Which leads to the religious element. It may seem unfair to criticize a film that portrays Christianity in such a favorable light, but as Keach has explained, Cash wanted Walk the Line to be about “his journey as a man, and his love with June, and the fact that God was at the core of his story.” The film shows Carter leading Cash to church, and she warns Cash, after she and her parents have helped to dry him out: “God has given you a second chance to make things right,” but the film never pursues either character’s essential Christianity. In real life, when Carter finally agreed to marry Cash, she told him that she was going “to put God first in her life, her husband second, and herself last.” And she did. As for Cash, everything that he ever did since he was a child he comprehended in Christian terms. He claims that the seminal moment in his life was that very day—November 5, 1967—when Carter brought him to the First Baptist Church in Hendersonville, Tennessee, and the pastor, Rev. Courtney Wilson, preached about the Samaritan woman at the well and Jesus as the “living water.” Before leaving the church that day, Cash had rededicated his life to Jesus.
Both of Carter’s parents played crucial roles in Cash’s rehabilitation, and her father became his spiritual confidant. A single scene in the movie with Cash discussing this vital subject with either June, Maybelle, or Eck Carter could have added great depth to the film and properly portrayed the truth of Cash’s inner struggle. Instead, the film focuses on the impact of two other family-related problems: the death of his beloved older brother Jack when Cash was only twelve, and the lifelong coldness of Cash’s father, who clearly favored his oldest son and resented the fact that the devil “took the wrong son.” Needless to say, both of these incidents were crucial motivating factors in Cash’s life, but he learned to live with both difficulties due to two more important motivators: his religious faith and the love of June Carter.

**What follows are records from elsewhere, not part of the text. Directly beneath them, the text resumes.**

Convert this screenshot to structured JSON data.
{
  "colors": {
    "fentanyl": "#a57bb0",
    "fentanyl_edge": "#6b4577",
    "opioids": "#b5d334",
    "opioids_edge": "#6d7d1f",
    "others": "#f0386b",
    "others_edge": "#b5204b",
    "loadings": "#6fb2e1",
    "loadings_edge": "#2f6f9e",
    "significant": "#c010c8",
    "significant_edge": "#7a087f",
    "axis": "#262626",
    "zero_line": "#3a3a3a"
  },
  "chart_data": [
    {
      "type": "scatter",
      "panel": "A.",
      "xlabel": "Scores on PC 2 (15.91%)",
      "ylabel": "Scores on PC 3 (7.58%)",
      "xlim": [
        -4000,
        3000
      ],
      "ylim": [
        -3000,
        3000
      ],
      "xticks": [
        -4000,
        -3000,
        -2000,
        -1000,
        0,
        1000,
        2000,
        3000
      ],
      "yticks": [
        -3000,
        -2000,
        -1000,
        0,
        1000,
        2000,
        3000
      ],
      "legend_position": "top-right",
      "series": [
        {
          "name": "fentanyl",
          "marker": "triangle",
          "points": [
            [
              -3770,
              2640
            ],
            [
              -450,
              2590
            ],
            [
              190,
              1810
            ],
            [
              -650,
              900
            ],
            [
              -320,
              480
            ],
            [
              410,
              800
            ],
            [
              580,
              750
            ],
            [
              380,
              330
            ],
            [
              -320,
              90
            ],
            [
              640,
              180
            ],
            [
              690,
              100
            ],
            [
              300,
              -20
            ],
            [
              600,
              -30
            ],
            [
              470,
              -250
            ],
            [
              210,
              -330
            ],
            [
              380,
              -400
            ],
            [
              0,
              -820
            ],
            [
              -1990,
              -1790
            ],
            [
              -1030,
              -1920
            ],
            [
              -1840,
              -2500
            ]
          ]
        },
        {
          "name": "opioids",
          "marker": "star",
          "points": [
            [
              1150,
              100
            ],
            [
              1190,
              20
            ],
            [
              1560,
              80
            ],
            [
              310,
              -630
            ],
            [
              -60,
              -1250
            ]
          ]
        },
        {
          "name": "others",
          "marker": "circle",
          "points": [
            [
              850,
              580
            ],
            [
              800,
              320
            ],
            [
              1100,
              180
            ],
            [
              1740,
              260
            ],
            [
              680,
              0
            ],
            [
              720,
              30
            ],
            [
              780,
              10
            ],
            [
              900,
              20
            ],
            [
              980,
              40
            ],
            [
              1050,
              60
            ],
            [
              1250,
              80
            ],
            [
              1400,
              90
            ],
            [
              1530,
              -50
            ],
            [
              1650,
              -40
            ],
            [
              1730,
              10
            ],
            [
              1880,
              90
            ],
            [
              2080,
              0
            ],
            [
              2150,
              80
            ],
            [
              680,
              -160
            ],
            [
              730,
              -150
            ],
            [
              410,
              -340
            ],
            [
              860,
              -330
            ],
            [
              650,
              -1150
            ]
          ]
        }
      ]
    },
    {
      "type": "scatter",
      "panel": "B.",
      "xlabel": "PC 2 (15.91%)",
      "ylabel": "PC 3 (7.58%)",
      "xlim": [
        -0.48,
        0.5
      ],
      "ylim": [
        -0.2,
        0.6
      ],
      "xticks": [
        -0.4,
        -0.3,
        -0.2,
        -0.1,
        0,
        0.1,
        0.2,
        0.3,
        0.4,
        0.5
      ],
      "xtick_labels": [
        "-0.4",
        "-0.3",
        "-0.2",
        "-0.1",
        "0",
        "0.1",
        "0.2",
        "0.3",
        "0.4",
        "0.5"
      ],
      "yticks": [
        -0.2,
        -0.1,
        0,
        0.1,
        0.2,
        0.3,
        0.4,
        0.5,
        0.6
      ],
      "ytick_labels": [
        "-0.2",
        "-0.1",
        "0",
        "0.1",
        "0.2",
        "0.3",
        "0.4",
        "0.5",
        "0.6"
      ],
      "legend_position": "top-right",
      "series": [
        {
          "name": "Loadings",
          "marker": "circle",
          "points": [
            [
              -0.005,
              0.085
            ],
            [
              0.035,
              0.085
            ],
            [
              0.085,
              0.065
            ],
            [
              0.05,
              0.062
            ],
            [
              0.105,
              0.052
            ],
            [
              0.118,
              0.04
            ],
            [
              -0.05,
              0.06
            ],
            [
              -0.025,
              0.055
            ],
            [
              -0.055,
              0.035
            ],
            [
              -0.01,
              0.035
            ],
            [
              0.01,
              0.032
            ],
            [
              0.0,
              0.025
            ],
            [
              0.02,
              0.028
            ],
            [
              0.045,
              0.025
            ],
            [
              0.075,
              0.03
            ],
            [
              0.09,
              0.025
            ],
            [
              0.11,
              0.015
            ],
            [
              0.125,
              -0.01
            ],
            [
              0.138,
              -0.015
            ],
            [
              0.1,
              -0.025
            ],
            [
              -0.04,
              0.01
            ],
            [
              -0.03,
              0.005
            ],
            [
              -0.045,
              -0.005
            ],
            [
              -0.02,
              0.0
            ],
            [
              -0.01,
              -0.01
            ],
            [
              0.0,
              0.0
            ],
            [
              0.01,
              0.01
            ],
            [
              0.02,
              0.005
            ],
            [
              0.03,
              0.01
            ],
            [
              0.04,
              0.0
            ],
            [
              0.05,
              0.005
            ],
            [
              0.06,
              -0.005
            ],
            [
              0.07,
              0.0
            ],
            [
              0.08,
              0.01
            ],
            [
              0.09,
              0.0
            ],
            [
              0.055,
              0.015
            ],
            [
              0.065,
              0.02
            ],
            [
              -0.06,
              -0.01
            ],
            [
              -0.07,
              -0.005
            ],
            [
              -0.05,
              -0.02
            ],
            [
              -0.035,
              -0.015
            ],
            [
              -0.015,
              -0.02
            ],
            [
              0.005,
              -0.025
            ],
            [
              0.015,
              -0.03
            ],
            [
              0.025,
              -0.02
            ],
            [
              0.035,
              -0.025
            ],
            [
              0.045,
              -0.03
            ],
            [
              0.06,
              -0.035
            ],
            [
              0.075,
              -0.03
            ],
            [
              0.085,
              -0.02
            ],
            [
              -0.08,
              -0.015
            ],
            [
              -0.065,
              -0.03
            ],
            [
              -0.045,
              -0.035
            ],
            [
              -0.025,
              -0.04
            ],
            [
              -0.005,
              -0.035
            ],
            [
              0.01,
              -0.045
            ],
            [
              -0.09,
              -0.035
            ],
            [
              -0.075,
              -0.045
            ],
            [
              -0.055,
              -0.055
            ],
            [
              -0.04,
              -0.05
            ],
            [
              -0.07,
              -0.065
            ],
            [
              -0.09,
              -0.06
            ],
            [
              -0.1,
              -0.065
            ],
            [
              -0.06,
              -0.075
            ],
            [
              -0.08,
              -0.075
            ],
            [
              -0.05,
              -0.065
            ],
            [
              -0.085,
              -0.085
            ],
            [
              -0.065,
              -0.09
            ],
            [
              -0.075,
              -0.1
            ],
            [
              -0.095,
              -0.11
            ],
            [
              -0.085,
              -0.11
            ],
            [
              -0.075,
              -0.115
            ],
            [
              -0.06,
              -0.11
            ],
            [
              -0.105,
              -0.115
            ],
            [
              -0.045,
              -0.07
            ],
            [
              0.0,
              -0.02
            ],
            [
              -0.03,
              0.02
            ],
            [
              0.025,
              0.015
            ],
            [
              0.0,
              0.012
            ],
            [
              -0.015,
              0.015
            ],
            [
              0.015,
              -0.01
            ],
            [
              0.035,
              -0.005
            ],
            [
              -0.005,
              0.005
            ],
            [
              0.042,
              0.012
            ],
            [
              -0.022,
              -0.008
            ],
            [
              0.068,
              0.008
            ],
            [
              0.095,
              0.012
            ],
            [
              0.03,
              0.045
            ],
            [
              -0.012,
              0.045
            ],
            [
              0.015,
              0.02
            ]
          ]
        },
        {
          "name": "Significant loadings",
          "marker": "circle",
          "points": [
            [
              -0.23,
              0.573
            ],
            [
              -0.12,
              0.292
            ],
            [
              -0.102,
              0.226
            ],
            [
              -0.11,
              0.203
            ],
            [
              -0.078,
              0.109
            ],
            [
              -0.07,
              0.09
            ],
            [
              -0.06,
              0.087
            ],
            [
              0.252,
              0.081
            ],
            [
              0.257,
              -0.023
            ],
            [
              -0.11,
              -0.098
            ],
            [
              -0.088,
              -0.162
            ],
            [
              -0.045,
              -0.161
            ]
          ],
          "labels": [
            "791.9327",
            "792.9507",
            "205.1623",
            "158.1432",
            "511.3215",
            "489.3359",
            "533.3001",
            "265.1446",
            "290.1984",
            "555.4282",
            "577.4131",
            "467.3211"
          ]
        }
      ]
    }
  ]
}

Nevertheless, Walk the Line is an enjoyable and vibrant film with great music and exceptional performances. It’s far superior to last year’s Ray, which, apart from Jamie Foxx’s good performance, was overrated and rather movie-of-the-weekish. Walk the Line, regardless of its predictabilities, has numerous thematic virtues. It’s unusually honest about adultery, drugs, and the concept of sin. It also clearly respects Christianity and its promise of redemption. So maybe it’s unfair to wish that the film had somehow transcended itself and revealed more of the essence of the Man in Black, but that’s exactly what Johnny Cash would have wanted.